Corporate support lacks permanence
On Dec. 19, even before this year’s Axa Liberty Bowl is played New Year’s Eve, the game’s title sponsor, Axa Financial Inc., a New York financial services firm, announced it was ending its seven-year sponsorship, with AutoZone Inc., assuming it next year.
“Our business strategy did not allow us to create a long-term sponsorship,” said Axa spokesman Jeff Tolvin.
Likewise, Nathan Christian, a regional president for Wells Fargo & Co., said his institution is dumping its sponsorship of the Sun Bowl in El Paso after eight years.
“We did it in the first place, primarily as community support, at a time when the bowl was on the lip of the grave,” said Christian, who lived in El Paso for 22 years before moving to Southern California.

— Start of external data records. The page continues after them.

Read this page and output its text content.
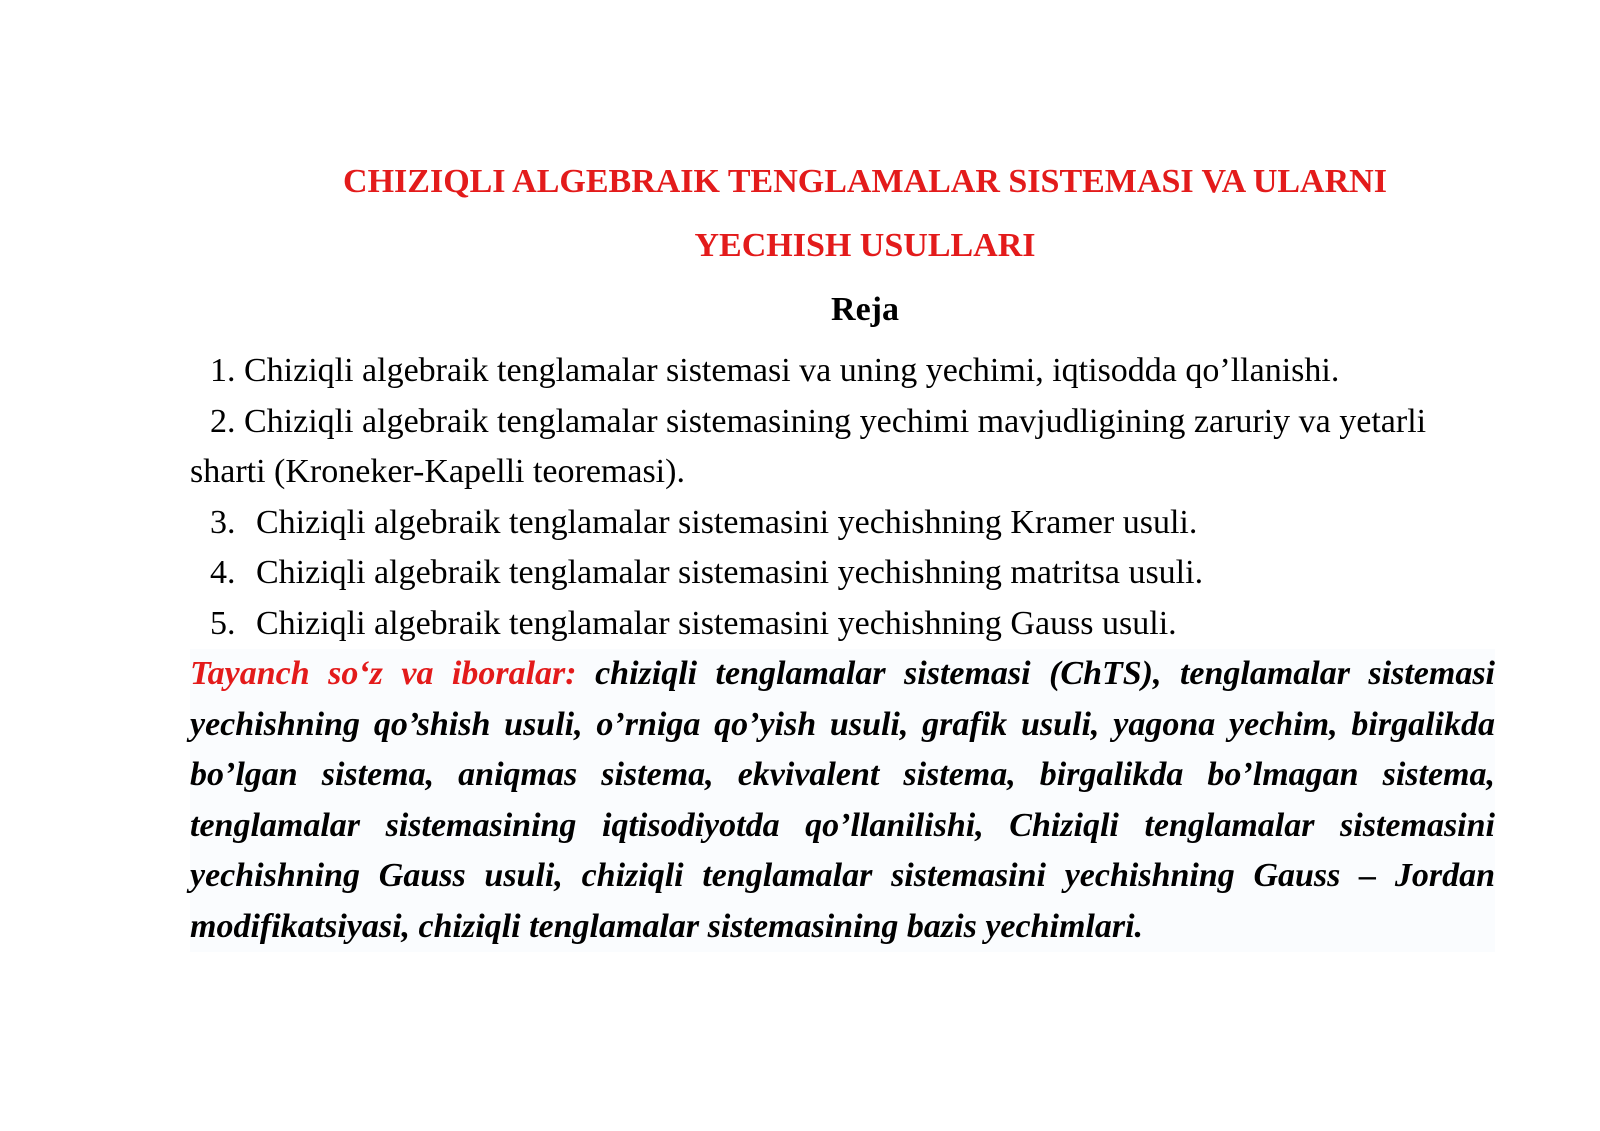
CHIZIQLI ALGEBRAIK TENGLAMALAR SISTEMASI VA ULARNI
YECHISH USULLARI
Reja
1. Chiziqli algebraik tenglamalar sistemasi va uning yechimi, iqtisodda qo’llanishi.
2. Chiziqli algebraik tenglamalar sistemasining yechimi mavjudligining zaruriy va yetarli sharti (Kroneker-Kapelli teoremasi).
3. Chiziqli algebraik tenglamalar sistemasini yechishning Kramer usuli.
4. Chiziqli algebraik tenglamalar sistemasini yechishning matritsa usuli.
5. Chiziqli algebraik tenglamalar sistemasini yechishning Gauss usuli.

Tayanch so‘z va iboralar: chiziqli tenglamalar sistemasi (ChTS), tenglamalar sistemasi yechishning qo’shish usuli, o’rniga qo’yish usuli, grafik usuli, yagona yechim, birgalikda bo’lgan sistema, aniqmas sistema, ekvivalent sistema, birgalikda bo’lmagan sistema, tenglamalar sistemasining iqtisodiyotda qo’llanilishi, Chiziqli tenglamalar sistemasini yechishning Gauss usuli, chiziqli tenglamalar sistemasini yechishning Gauss – Jordan modifikatsiyasi, chiziqli tenglamalar sistemasining bazis yechimlari.
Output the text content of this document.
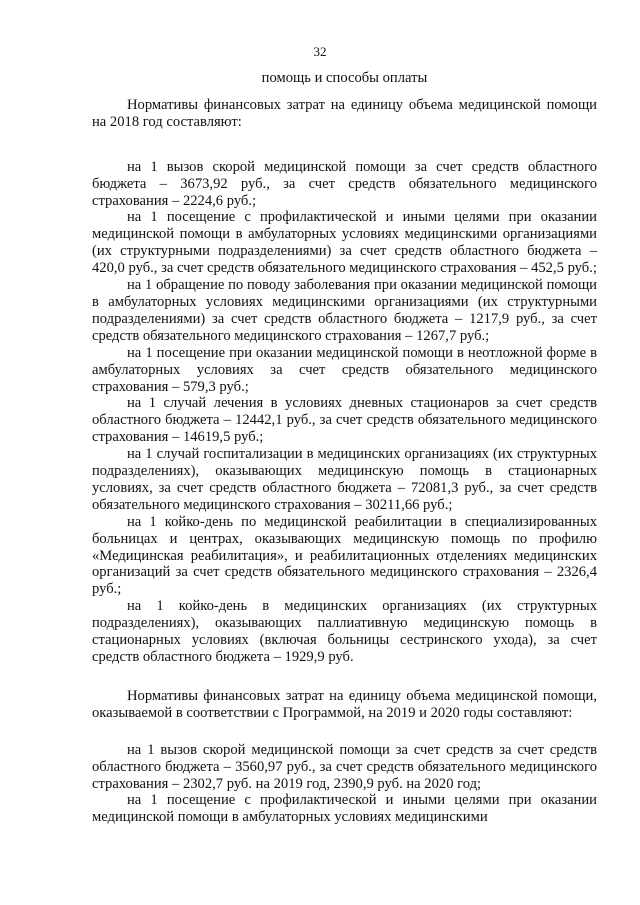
32
помощь и способы оплаты

Нормативы финансовых затрат на единицу объема медицинской помощи на 2018 год составляют:

на 1 вызов скорой медицинской помощи за счет средств областного бюджета – 3673,92 руб., за счет средств обязательного медицинского страхования – 2224,6 руб.;

на 1 посещение с профилактической и иными целями при оказании медицинской помощи в амбулаторных условиях медицинскими организациями (их структурными подразделениями) за счет средств областного бюджета – 420,0 руб., за счет средств обязательного медицинского страхования – 452,5 руб.;

на 1 обращение по поводу заболевания при оказании медицинской помощи в амбулаторных условиях медицинскими организациями (их структурными подразделениями) за счет средств областного бюджета – 1217,9 руб., за счет средств обязательного медицинского страхования – 1267,7 руб.;

на 1 посещение при оказании медицинской помощи в неотложной форме в амбулаторных условиях за счет средств обязательного медицинского страхования – 579,3 руб.;

на 1 случай лечения в условиях дневных стационаров за счет средств областного бюджета – 12442,1 руб., за счет средств обязательного медицинского страхования – 14619,5 руб.;

на 1 случай госпитализации в медицинских организациях (их структурных подразделениях), оказывающих медицинскую помощь в стационарных условиях, за счет средств областного бюджета – 72081,3 руб., за счет средств обязательного медицинского страхования – 30211,66 руб.;

на 1 койко-день по медицинской реабилитации в специализированных больницах и центрах, оказывающих медицинскую помощь по профилю «Медицинская реабилитация», и реабилитационных отделениях медицинских организаций за счет средств обязательного медицинского страхования – 2326,4 руб.;

на 1 койко-день в медицинских организациях (их структурных подразделениях), оказывающих паллиативную медицинскую помощь в стационарных условиях (включая больницы сестринского ухода), за счет средств областного бюджета – 1929,9 руб.

Нормативы финансовых затрат на единицу объема медицинской помощи, оказываемой в соответствии с Программой, на 2019 и 2020 годы составляют:

на 1 вызов скорой медицинской помощи за счет средств за счет средств областного бюджета – 3560,97 руб., за счет средств обязательного медицинского страхования – 2302,7 руб. на 2019 год, 2390,9 руб. на 2020 год;

на 1 посещение с профилактической и иными целями при оказании медицинской помощи в амбулаторных условиях медицинскими
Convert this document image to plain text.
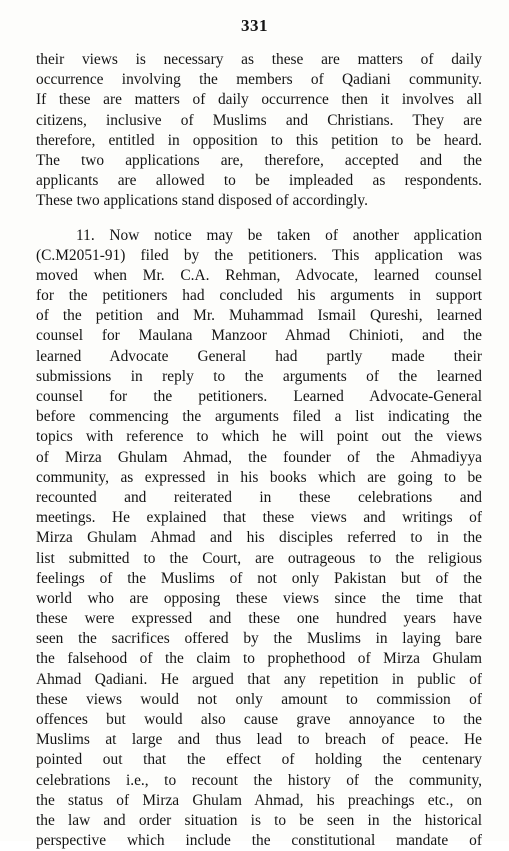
331
their views is necessary as these are matters of daily
occurrence involving the members of Qadiani community.
If these are matters of daily occurrence then it involves all
citizens, inclusive of Muslims and Christians. They are
therefore, entitled in opposition to this petition to be heard.
The two applications are, therefore, accepted and the
applicants are allowed to be impleaded as respondents.
These two applications stand disposed of accordingly.
11. Now notice may be taken of another application
(C.M2051-91) filed by the petitioners. This application was
moved when Mr. C.A. Rehman, Advocate, learned counsel
for the petitioners had concluded his arguments in support
of the petition and Mr. Muhammad Ismail Qureshi, learned
counsel for Maulana Manzoor Ahmad Chinioti, and the
learned Advocate General had partly made their
submissions in reply to the arguments of the learned
counsel for the petitioners. Learned Advocate-General
before commencing the arguments filed a list indicating the
topics with reference to which he will point out the views
of Mirza Ghulam Ahmad, the founder of the Ahmadiyya
community, as expressed in his books which are going to be
recounted and reiterated in these celebrations and
meetings. He explained that these views and writings of
Mirza Ghulam Ahmad and his disciples referred to in the
list submitted to the Court, are outrageous to the religious
feelings of the Muslims of not only Pakistan but of the
world who are opposing these views since the time that
these were expressed and these one hundred years have
seen the sacrifices offered by the Muslims in laying bare
the falsehood of the claim to prophethood of Mirza Ghulam
Ahmad Qadiani. He argued that any repetition in public of
these views would not only amount to commission of
offences but would also cause grave annoyance to the
Muslims at large and thus lead to breach of peace. He
pointed out that the effect of holding the centenary
celebrations i.e., to recount the history of the community,
the status of Mirza Ghulam Ahmad, his preachings etc., on
the law and order situation is to be seen in the historical
perspective which include the constitutional mandate of
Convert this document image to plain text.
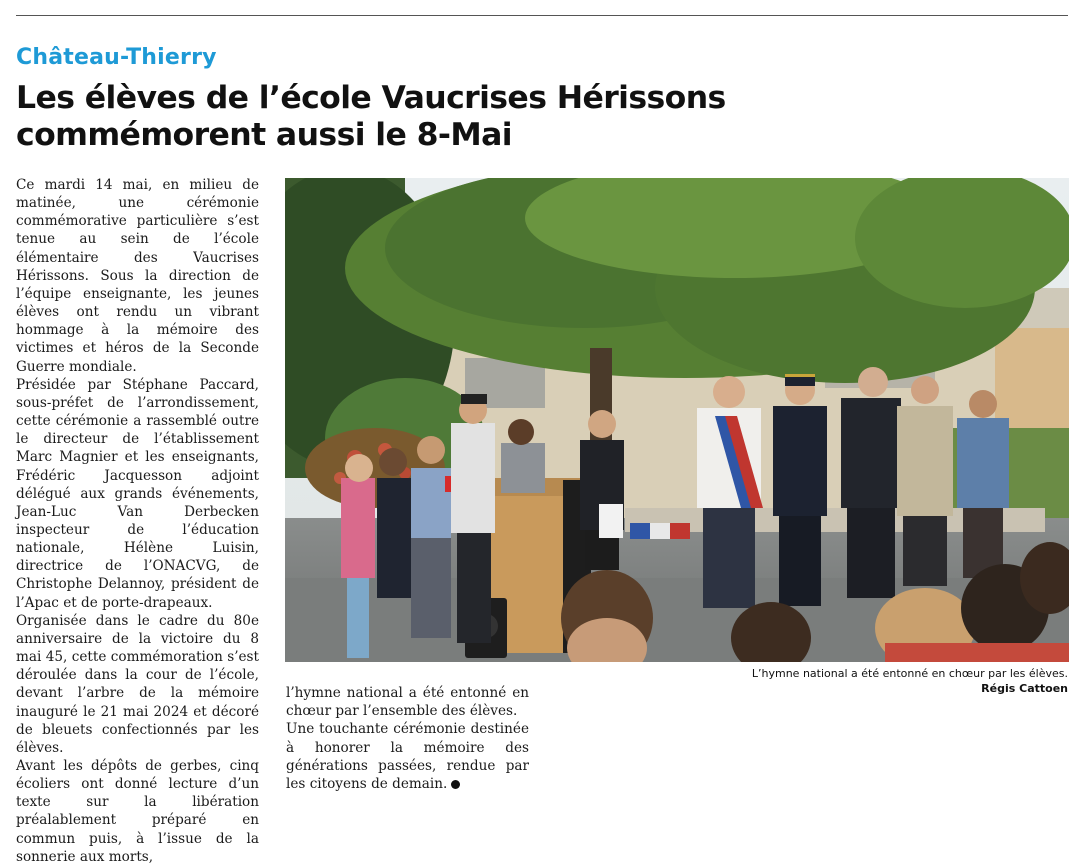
Château-Thierry
Les élèves de l’école Vaucrises Hérissons
commémorent aussi le 8-Mai

Ce mardi 14 mai, en milieu de matinée, une cérémonie commémorative particulière s’est tenue au sein de l’école élémentaire des Vaucrises Hérissons. Sous la direction de l’équipe enseignante, les jeunes élèves ont rendu un vibrant hommage à la mémoire des victimes et héros de la Seconde Guerre mondiale.

Présidée par Stéphane Paccard, sous-préfet de l’arrondissement, cette cérémonie a rassemblé outre le directeur de l’établissement Marc Magnier et les enseignants, Frédéric Jacquesson adjoint délégué aux grands événements, Jean-Luc Van Derbecken inspecteur de l’éducation nationale, Hélène Luisin, directrice de l’ONACVG, de Christophe Delannoy, président de l’Apac et de porte-drapeaux.

Organisée dans le cadre du 80e anniversaire de la victoire du 8 mai 45, cette commémoration s’est déroulée dans la cour de l’école, devant l’arbre de la mémoire inauguré le 21 mai 2024 et décoré de bleuets confectionnés par les élèves.

Avant les dépôts de gerbes, cinq écoliers ont donné lecture d’un texte sur la libération préalablement préparé en commun puis, à l’issue de la sonnerie aux morts,

L’hymne national a été entonné en chœur par les élèves.
Régis Cattoen

l’hymne national a été entonné en chœur par l’ensemble des élèves.

Une touchante cérémonie destinée à honorer la mémoire des générations passées, rendue par les citoyens de demain.
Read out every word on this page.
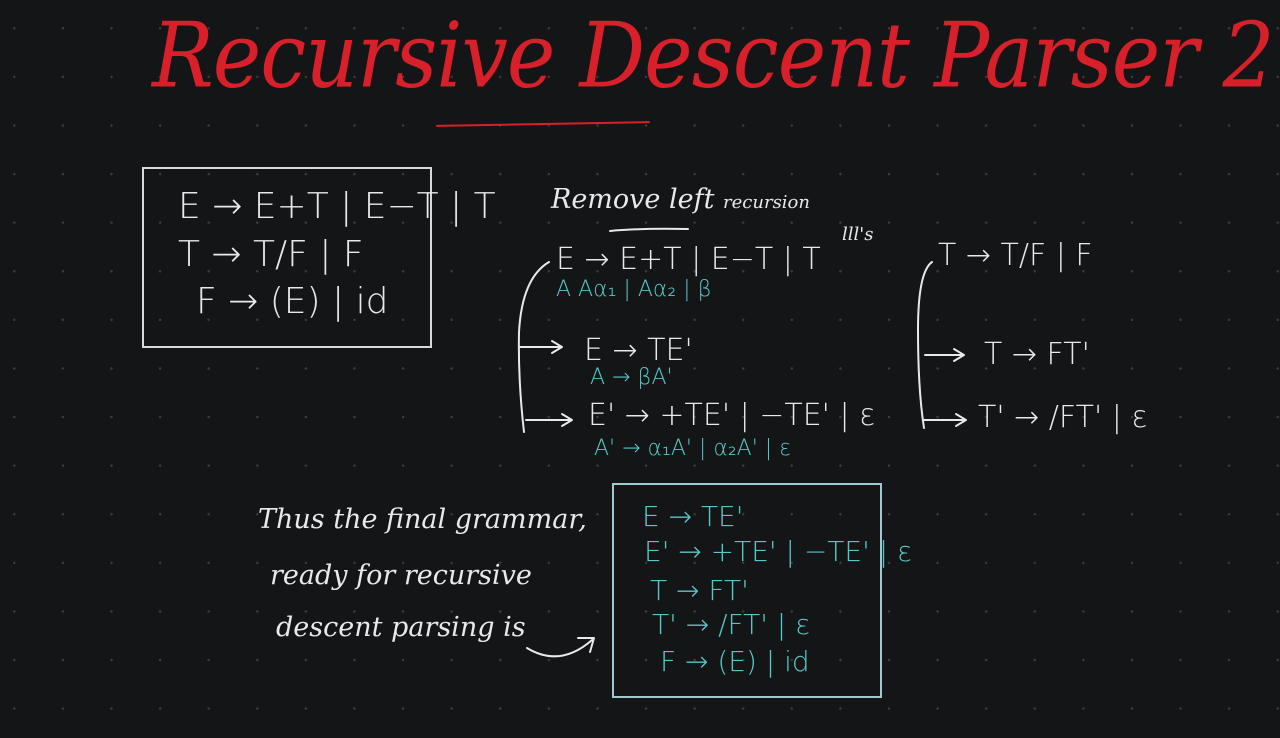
Recursive Descent Parser 2
E → E+T | E−T | T
T → T/F | F
F → (E) | id
Remove left recursion
E → E+T | E−T | T
A Aα₁ | Aα₂ | β
E → TE'
A → βA'
E' → +TE' | −TE' | ε
A' → α₁A' | α₂A' | ε
lll's
T → T/F | F
T → FT'
T' → /FT' | ε
Thus the final grammar,
ready for recursive
descent parsing is
E → TE'
E' → +TE' | −TE' | ε
T → FT'
T' → /FT' | ε
F → (E) | id
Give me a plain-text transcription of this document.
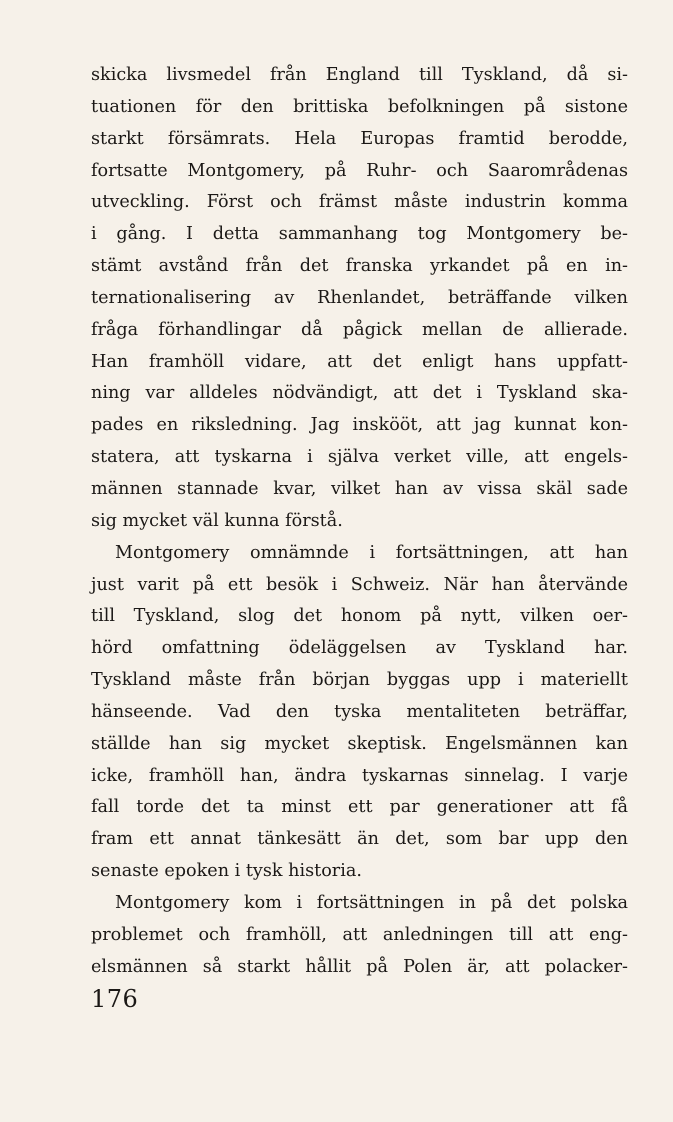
skicka livsmedel från England till Tyskland, då si-
tuationen för den brittiska befolkningen på sistone
starkt försämrats. Hela Europas framtid berodde,
fortsatte Montgomery, på Ruhr- och Saarområdenas
utveckling. Först och främst måste industrin komma
i gång. I detta sammanhang tog Montgomery be-
stämt avstånd från det franska yrkandet på en in-
ternationalisering av Rhenlandet, beträffande vilken
fråga förhandlingar då pågick mellan de allierade.
Han framhöll vidare, att det enligt hans uppfatt-
ning var alldeles nödvändigt, att det i Tyskland ska-
pades en riksledning. Jag inskööt, att jag kunnat kon-
statera, att tyskarna i själva verket ville, att engels-
männen stannade kvar, vilket han av vissa skäl sade
sig mycket väl kunna förstå.
Montgomery omnämnde i fortsättningen, att han
just varit på ett besök i Schweiz. När han återvände
till Tyskland, slog det honom på nytt, vilken oer-
hörd omfattning ödeläggelsen av Tyskland har.
Tyskland måste från början byggas upp i materiellt
hänseende. Vad den tyska mentaliteten beträffar,
ställde han sig mycket skeptisk. Engelsmännen kan
icke, framhöll han, ändra tyskarnas sinnelag. I varje
fall torde det ta minst ett par generationer att få
fram ett annat tänkesätt än det, som bar upp den
senaste epoken i tysk historia.
Montgomery kom i fortsättningen in på det polska
problemet och framhöll, att anledningen till att eng-
elsmännen så starkt hållit på Polen är, att polacker-
176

“We’ve had a very good experience with our title sponsorship. But a sponsorship has a life cycle. This has pretty much run its natural life cycle, like all advertising campaigns.”
Osram Sylvania Inc., the Danvers, Mass., lighting company, reached that conclusion after a run as sponsor of the Alamo Bowl in San Antonio from 1999 to 2001.
“When you got off the plane, there was no question it was the Sylvania Alamo Bowl, with signs everywhere,” said Michael Colotti, the firm’s vice president for brand management.
The problem, he said, was that Sylvania couldn’t get enough people, especially decision-making executives, to fly to San Antonio for the game and related events because it falls between Christmas and New Year’s.